From an interview at the Eiteljorg Museum of the American Indian and Western Art, Indianapolis, by W. Richard West, Jr., Director of the National Museum of the American Indian-Smithsonian, Fall, 2002:

One of the things native peoples have feared the most is that they would be viewed going into the future as mere relics of history, as people who have marched across the stage of history but come up one side and the other side, and were gone from history. Sometimes at the hands of the Iroquois, but mostly by non-natives who wanted the land upon which they sat in eastern parts of the United States, the Lenape were forced elsewhere. Of course, there is a cultural toll that comes from that. Yet, because our culture was oral, Indians were able to preserve many, many things simply because traditions could not be destroyed if the memory was intact.

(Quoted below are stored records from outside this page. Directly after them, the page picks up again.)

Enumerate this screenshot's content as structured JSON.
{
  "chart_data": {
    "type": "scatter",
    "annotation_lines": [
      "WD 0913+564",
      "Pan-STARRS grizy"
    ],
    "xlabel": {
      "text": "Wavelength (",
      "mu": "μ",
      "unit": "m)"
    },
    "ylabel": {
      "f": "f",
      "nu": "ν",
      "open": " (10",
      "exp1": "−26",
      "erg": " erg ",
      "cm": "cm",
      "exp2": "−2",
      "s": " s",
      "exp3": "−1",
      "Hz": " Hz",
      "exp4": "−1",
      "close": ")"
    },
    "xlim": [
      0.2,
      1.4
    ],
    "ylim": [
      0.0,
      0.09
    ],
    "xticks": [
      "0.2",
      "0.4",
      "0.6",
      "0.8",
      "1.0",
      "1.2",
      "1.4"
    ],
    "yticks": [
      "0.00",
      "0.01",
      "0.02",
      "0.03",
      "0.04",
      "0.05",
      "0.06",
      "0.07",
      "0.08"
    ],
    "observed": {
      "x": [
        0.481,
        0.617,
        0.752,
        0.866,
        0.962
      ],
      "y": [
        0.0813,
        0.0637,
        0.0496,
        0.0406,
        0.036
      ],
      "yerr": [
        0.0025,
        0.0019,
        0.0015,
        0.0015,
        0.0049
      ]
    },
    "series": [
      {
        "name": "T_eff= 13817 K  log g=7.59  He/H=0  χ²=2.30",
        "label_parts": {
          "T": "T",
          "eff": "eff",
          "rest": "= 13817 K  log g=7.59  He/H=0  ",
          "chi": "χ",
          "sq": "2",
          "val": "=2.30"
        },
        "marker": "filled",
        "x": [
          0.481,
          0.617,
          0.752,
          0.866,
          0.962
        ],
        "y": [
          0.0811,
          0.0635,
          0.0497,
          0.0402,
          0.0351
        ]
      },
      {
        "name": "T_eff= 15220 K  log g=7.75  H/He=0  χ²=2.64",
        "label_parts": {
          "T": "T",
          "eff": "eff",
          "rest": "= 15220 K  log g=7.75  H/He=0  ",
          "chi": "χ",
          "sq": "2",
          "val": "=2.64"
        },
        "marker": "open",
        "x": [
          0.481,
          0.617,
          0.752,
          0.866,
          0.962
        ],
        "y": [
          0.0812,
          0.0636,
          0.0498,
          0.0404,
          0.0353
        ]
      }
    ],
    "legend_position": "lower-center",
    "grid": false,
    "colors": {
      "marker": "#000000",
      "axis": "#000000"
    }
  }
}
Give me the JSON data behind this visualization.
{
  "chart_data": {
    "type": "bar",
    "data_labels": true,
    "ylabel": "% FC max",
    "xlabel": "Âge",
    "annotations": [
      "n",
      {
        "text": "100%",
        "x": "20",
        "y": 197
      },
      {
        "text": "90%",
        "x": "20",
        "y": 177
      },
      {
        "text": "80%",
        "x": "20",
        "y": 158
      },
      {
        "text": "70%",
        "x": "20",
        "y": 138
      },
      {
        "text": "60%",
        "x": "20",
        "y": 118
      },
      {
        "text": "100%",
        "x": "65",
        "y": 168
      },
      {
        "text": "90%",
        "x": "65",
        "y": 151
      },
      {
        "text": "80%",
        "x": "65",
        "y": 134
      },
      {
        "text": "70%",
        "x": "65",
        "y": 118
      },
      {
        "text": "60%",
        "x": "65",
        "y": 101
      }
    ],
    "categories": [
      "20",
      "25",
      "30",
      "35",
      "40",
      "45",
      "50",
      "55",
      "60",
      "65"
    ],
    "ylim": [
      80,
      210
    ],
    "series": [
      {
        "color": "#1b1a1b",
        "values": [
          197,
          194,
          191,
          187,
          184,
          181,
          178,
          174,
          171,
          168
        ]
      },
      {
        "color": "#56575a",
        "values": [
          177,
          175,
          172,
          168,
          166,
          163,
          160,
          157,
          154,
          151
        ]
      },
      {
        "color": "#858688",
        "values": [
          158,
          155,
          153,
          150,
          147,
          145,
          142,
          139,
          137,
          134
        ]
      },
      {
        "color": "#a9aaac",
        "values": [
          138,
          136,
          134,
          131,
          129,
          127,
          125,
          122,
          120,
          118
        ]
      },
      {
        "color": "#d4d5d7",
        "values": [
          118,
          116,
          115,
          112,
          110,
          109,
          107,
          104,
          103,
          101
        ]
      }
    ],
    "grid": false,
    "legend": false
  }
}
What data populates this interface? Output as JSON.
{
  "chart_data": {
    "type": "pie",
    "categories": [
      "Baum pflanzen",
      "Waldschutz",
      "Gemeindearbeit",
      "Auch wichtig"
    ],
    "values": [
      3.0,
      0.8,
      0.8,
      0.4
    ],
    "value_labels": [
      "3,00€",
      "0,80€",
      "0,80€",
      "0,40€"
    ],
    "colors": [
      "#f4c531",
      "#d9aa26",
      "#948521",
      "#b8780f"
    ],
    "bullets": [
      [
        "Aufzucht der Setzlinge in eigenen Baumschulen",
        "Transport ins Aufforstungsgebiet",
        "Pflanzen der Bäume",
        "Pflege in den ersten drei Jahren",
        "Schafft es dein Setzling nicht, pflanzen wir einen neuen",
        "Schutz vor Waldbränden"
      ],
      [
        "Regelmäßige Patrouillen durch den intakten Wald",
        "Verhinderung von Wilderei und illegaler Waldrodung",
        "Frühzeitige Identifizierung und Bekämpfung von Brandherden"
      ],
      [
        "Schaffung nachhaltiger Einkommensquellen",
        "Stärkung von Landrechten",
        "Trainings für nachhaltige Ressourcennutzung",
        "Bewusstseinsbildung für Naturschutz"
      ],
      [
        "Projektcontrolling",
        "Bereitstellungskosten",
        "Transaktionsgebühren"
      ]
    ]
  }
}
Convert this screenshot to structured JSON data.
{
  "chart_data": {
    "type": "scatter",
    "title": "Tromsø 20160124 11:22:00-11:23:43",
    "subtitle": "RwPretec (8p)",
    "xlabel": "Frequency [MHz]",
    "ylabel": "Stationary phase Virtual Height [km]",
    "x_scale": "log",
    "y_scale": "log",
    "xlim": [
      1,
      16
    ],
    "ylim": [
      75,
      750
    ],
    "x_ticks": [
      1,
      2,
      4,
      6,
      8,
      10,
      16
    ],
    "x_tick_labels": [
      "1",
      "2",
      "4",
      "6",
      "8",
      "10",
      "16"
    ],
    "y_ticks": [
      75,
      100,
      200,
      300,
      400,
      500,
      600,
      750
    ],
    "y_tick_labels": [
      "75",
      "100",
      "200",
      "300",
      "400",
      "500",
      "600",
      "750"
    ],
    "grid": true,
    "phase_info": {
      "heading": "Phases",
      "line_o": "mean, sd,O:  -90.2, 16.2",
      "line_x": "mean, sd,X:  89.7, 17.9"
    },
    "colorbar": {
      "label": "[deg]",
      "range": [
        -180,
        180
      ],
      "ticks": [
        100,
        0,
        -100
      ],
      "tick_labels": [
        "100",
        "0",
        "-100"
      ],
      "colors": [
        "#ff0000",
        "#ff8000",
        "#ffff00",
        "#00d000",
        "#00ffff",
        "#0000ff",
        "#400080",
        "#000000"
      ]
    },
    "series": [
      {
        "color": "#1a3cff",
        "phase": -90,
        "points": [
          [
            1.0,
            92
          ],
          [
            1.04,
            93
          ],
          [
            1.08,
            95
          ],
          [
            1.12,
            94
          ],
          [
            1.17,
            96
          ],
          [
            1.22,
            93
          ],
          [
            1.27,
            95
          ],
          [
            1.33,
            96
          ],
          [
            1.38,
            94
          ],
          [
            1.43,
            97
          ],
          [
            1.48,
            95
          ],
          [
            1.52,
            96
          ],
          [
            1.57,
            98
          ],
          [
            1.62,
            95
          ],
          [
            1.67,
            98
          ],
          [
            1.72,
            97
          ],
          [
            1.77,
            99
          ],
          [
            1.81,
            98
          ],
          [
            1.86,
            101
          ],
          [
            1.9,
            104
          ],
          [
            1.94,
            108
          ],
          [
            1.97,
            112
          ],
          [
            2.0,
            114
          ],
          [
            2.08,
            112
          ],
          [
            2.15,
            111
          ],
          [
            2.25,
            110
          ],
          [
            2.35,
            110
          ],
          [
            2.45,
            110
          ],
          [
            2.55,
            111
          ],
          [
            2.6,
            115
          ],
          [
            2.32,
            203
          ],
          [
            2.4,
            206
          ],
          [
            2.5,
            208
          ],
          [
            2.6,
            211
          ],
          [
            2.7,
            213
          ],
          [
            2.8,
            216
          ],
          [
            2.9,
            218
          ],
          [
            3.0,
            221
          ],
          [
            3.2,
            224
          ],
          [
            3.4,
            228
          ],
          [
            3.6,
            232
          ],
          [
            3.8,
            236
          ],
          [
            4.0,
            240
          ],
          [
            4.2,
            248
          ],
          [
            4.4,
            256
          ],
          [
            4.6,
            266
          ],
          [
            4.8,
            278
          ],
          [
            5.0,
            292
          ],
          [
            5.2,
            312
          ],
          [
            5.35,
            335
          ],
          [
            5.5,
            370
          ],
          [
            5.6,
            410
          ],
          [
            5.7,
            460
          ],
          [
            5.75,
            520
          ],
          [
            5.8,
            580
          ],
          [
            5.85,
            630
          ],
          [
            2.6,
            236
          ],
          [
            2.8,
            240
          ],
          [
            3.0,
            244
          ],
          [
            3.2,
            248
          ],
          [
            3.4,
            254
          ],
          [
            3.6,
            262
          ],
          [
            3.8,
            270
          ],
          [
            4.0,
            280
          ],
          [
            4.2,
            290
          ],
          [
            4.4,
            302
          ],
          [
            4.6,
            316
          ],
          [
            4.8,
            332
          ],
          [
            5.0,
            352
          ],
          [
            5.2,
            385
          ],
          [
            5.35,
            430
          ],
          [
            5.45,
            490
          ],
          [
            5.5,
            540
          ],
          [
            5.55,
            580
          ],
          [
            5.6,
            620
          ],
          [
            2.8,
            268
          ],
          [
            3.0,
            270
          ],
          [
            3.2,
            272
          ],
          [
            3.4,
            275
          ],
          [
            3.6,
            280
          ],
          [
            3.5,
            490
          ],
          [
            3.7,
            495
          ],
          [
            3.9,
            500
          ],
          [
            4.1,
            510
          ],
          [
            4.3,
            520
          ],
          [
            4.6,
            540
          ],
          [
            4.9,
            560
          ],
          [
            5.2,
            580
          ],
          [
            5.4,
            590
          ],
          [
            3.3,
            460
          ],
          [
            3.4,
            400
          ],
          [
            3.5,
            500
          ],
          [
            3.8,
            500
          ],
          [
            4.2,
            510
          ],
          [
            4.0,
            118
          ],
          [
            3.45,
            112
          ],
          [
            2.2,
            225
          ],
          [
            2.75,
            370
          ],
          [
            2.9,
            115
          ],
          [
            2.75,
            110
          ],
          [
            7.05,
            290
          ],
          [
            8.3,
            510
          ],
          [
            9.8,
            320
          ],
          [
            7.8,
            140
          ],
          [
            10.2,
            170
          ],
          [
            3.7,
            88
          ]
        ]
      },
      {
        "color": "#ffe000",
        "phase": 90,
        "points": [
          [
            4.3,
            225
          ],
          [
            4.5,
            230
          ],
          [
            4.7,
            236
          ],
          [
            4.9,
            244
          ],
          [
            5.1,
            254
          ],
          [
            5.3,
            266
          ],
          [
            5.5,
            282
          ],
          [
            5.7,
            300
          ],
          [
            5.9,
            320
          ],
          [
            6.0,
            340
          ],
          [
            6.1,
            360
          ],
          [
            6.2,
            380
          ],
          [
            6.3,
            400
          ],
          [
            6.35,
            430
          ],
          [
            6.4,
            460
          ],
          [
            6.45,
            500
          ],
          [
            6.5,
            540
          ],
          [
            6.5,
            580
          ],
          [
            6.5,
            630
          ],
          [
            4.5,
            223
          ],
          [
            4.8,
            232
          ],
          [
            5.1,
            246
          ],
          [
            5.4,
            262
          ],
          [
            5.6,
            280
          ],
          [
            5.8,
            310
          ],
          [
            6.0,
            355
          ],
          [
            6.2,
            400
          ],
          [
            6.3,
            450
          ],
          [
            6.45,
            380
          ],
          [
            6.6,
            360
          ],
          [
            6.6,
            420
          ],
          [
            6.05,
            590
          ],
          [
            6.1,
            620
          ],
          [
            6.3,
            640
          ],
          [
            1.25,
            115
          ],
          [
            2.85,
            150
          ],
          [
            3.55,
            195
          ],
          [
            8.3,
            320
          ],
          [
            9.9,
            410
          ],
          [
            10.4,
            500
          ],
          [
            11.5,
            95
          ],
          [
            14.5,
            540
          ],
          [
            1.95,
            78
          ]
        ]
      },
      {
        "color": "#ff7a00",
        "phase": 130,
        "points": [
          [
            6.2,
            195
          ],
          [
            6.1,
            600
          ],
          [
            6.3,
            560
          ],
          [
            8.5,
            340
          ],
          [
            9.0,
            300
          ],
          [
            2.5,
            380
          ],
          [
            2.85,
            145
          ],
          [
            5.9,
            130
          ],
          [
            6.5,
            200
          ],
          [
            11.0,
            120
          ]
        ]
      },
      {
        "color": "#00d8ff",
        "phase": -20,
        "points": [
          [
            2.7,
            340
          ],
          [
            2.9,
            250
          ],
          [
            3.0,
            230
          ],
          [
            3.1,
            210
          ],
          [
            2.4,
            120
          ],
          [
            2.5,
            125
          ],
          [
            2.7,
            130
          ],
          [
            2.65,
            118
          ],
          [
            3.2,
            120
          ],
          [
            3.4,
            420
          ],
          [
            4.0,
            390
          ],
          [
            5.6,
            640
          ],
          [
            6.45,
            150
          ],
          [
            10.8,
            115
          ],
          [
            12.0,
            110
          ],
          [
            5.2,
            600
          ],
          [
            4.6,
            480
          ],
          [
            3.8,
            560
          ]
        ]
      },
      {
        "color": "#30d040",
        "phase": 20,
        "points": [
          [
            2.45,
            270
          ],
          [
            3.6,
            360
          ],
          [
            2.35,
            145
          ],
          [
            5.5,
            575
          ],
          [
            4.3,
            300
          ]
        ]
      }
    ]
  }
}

One of the things that is most significant for contemporary native communities is the importance of individual people in the maintenance of a culture. The loss of a single individual often can represent the loss of a tremendous piece of one's cultural past. That is why we need to value those who hold this information. Leonard Thompson, among the Delaware, took it upon himself to be sure that knowledge he held was communicated to another generation.

What is most significant about contemporary native culture is our willingness to learn as much as we can about from whence we came as the basis for determining where we go.

Leonard Thompson passed away at age 98 during the Fall of 2002.